Another example is Sally, the Executive Director of a small non-profit organization that helped the homeless. Sally engaged a coach to help her work better with her Board of Directors. Her coach was able to help her open lines of communication and create strategic programs that stretched their budget dollars to include more clients. The impact on client (customer) lives was tremendous. Sally was also able to encourage the Board to join her in new fundraising efforts which built the budget even more. Once Sally as able to create better working relationships with the Board members staff also became more excited and productive because the atmosphere in the office had lightened up.

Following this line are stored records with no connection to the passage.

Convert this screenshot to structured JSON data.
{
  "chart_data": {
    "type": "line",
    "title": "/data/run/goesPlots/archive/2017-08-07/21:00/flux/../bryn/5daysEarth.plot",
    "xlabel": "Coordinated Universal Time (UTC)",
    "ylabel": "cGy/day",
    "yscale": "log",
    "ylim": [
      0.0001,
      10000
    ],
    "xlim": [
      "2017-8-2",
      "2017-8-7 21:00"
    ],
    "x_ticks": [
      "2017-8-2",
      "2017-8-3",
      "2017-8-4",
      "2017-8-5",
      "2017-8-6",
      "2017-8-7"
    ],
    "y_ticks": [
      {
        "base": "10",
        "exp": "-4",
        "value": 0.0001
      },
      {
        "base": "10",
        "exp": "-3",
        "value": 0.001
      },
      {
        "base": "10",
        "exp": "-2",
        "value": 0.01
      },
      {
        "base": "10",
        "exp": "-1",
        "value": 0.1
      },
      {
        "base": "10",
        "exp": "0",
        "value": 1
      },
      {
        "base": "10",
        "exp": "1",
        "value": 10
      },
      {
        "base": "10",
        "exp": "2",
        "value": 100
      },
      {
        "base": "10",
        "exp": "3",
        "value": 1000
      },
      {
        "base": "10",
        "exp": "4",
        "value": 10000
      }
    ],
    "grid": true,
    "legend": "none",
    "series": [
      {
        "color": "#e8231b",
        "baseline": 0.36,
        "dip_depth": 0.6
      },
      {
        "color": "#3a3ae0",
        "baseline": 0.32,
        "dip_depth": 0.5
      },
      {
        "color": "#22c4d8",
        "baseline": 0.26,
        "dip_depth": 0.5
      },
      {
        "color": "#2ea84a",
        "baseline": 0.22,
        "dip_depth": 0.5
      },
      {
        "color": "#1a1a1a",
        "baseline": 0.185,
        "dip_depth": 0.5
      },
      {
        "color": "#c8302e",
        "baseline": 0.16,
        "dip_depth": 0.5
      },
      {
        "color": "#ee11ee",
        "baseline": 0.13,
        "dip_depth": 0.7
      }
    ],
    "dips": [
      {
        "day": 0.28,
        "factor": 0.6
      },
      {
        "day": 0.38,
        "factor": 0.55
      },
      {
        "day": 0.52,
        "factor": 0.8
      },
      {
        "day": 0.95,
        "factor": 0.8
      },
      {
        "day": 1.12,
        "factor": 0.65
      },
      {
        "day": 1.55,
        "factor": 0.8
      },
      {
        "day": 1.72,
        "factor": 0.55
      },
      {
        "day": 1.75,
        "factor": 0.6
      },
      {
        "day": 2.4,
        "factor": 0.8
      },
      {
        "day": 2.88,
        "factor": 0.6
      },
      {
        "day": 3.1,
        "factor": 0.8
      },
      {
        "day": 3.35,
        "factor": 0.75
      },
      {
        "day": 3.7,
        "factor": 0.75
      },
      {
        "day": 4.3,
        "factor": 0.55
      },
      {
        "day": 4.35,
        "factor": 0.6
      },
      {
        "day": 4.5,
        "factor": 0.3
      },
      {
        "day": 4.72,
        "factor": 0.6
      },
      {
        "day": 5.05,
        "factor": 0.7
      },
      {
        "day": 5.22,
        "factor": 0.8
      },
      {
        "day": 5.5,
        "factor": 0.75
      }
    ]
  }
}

A final example is Kim, a Purchasing executive who was coached on interpersonal and sales skills. Kim was having difficulties with both his vendors and his staff because of his brusque demeanor. Through coaching Kim was able to turn around his approach to people and repair many broken relationships. His staff not only bonded with him but with each other. The vendors became more reasonable because they had an ally instead of a foe to work with. It all meant that goods and supplies came in on time which helped product go out the door faster. Customer complaints about late deliveries dropped significantly. Did the ripples of this hit the bottom line – absolutely!

The ripple effect of coaching an executive is felt throughout the organization. It can even change departmental and corporate cultures. If you are on the fence about hiring an executive coach, I hope this article helps you make the decision to go forward. I would just caution you to screen your potential coaches very carefully. Be sure you hire one that has superior credentials and can prove they have had extensive training and experience.